The fact remains, however, that postsecondary institutions must continue to train the bulk of our teachers. Indeed, higher education's chief accreditation body the Council for the Accreditation for Educator Preparation recently approved standards that are a welcome signal that colleges and universities are responding to the needs of students and school districts.
CAEP's standards address the aforementioned accusations but emanate largely from a blue ribbon panel held in 2010. Their new emphasis on clinical partnerships and practice will push higher education towards what educators know is good for children. Teaching is a practice that demands deep content knowledge and extended clinical fieldwork. Districts need young teachers to stay employed in schools long enough to reap the fruits of the investments. Communities need young teachers to reside and participate for more than a few years in the communities in which they serve. Communities and schools need professional teachers who are durable neighbors of the school—actual members of the community.
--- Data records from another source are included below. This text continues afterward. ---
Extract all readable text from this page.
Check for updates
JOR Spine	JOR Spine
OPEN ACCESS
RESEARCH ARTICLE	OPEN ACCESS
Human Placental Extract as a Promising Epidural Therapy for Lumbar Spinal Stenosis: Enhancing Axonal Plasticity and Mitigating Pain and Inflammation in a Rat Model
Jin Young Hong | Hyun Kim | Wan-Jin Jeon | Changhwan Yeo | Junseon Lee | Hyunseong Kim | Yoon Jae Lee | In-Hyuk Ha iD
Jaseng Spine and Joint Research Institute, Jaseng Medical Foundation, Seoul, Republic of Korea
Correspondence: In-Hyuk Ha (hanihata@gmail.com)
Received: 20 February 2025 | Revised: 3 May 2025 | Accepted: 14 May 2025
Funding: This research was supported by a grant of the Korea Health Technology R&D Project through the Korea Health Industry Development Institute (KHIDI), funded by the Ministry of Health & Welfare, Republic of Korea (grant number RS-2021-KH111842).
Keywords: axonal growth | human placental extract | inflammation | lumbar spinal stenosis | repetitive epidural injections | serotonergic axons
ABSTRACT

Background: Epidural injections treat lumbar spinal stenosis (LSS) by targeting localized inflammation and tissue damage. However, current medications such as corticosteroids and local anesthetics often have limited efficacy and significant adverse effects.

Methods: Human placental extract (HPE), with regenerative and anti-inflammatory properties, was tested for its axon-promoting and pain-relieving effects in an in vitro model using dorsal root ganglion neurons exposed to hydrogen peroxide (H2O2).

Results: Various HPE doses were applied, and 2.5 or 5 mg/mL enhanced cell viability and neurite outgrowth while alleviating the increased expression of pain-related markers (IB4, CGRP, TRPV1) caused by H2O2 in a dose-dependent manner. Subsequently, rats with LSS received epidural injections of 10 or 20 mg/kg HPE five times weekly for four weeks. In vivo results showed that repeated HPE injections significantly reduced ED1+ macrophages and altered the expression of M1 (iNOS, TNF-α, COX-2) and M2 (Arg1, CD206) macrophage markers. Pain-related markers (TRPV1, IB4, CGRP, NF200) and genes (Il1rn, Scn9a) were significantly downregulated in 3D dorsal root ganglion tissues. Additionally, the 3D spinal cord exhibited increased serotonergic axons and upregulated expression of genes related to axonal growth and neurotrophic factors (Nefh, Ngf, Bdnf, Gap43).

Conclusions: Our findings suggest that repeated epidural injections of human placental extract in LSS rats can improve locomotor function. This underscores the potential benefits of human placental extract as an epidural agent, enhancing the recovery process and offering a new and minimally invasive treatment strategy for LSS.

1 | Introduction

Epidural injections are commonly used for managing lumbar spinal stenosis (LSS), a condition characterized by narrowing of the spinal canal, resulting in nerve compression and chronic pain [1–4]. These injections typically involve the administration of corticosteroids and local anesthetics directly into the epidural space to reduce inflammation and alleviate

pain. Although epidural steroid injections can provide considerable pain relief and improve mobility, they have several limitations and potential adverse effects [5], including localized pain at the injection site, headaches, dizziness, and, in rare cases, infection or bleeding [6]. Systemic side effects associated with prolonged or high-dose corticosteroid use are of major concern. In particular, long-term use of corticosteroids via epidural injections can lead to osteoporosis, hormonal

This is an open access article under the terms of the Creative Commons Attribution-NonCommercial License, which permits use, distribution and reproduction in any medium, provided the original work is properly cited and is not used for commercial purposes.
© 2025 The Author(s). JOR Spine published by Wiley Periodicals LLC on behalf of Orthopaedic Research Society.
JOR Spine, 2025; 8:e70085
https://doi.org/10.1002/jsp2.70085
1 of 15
How we induct teachers into the profession influences these issues. The academic portion of traditional teacher education programs is protracted, but the abbreviated trainings of non-collegiate counterparts like TFA and TNTP do not give candidates enough depth or an opportunity to bond with communities. Nonetheless, both teacher-training camps do recognize that districts need quality teachers in abundance.
Neither faction succeeds if their programs aren't ensconced in the schools and neighborhoods themselves. When teachers and their training are disconnected from the communities they serve, candidates aren't exposed to the real situations they will face. The school is to the teacher like the hospital is to the physician. Their training should be similar. Currently, both camps spend insufficient time training in the settings in which they are to perform. The antagonism between the K-12 reform community and postsecondary education schools reflects the overall separateness between K-12 institutions and teacher training programs.
Cohesion is still wanting between statewide accountability examinations and higher education’s industry standards of the ACT and SAT. University teacher training programs are too academic; teacher candidates don't spend enough time learning their trade. Teachers are often thrown in the proverbial fire without the skills, content knowledge, cultural competency or desire to be a professional. Most importantly, if we are to sustain reform, training programs must recruit, train, and hire local talent.
Training can get even closer. Colleges of education and the reform community have forgotten how to be good neighbors. The point of an education has always been to create self-reliant, self-deterministic members of a community. Success can only be claimed when a community can say they improved their own stock. Teacher training programs must be as focused on finding members as they are with recruiting talent and instilling skills..
True teacher training reform will come less from blaming and more from partnering with communities and school districts. Colleges and universities have been trying to move towards clinically based training and have tried to heighten their admissions standards, but college faculty and governance structures are built to last, not to move. As the founding dean of urban education at Davenport University I'm committed to building education programs to meet this belief and the new CAEP standards.
So as an education community, let's not waste time harping on who did what to whom. Let's boldly ask, "Where do we go from here?" Building great teachers is the path we must all take.